I have the following data frame df1
string lists
0 i have a dog ['fox', 'dog', 'cat']
1 there is a cat ['dog', 'house', 'car']
2 hello everyone ['hi', 'hello', 'everyone']
3 hi my name is Joe ['name', 'was', 'Joe']
I'm trying to return a data frame df2
that looks like this
string lists new_string
0 i have a dog ['fox', 'dog', 'cat'] i have a
1 there is a cat ['dog', 'house', 'car'] there is a cat
2 hello everyone ['hi', 'hello', 'everyone']
3 hi my name is Joe ['name', 'was', 'Joe'] hi my is
I've referenced other questions such as https://stackoverflow.com/a/40493603/5879909, but I'm having trouble searching through a list in a column as opposed to a preset list.

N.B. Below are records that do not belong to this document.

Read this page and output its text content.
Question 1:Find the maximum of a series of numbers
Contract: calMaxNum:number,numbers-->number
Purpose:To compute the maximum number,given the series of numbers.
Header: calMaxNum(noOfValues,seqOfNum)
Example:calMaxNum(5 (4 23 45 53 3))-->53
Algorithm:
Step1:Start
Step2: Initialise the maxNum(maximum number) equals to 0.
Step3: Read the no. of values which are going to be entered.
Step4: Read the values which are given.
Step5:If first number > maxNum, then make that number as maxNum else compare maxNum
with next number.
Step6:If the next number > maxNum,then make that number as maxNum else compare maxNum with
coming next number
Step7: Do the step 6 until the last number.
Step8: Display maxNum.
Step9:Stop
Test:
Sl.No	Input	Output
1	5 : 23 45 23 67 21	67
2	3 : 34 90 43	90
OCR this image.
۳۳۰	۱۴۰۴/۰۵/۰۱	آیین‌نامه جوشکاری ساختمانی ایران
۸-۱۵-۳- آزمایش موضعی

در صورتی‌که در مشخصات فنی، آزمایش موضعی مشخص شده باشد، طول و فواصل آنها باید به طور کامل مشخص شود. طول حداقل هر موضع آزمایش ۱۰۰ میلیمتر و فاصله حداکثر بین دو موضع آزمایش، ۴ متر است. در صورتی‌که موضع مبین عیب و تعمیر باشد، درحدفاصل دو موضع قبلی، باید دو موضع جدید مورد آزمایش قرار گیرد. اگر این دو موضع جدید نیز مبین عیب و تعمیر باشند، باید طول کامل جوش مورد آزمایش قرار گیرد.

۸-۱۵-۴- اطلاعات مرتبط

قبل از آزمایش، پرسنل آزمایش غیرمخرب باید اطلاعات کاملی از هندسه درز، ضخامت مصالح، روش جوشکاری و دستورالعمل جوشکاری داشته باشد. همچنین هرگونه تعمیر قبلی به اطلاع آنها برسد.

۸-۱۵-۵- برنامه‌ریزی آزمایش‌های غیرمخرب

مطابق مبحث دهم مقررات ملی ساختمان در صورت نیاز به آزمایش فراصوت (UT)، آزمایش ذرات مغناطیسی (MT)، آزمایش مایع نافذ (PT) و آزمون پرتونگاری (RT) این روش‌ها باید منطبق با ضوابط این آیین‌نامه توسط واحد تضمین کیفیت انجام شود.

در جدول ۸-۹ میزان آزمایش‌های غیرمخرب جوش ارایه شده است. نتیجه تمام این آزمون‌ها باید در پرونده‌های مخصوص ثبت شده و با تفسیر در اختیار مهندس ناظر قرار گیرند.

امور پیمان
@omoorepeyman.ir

CodePudding user response:
Considering that the dataframe is df
, and that OP's goal is to create a new column named new_string
whose values are strings equal to the one's in the string
column without a string in the lists
column, for that specific row, the following will do the work
df['new_string'] = df['string'].apply(lambda x: ' '.join([word for word in x.split() if word not in df['lists'][df['string'] == x].values[0]]))
[Out]:
string lists new_string
0 i have a dog [fox, dog, cat] i have a
1 there is a cat [dog, house, car] there is a cat
2 hello everyone [hi, hello, everyone]
3 hi my name is Joe [name, was, Joe] hi my is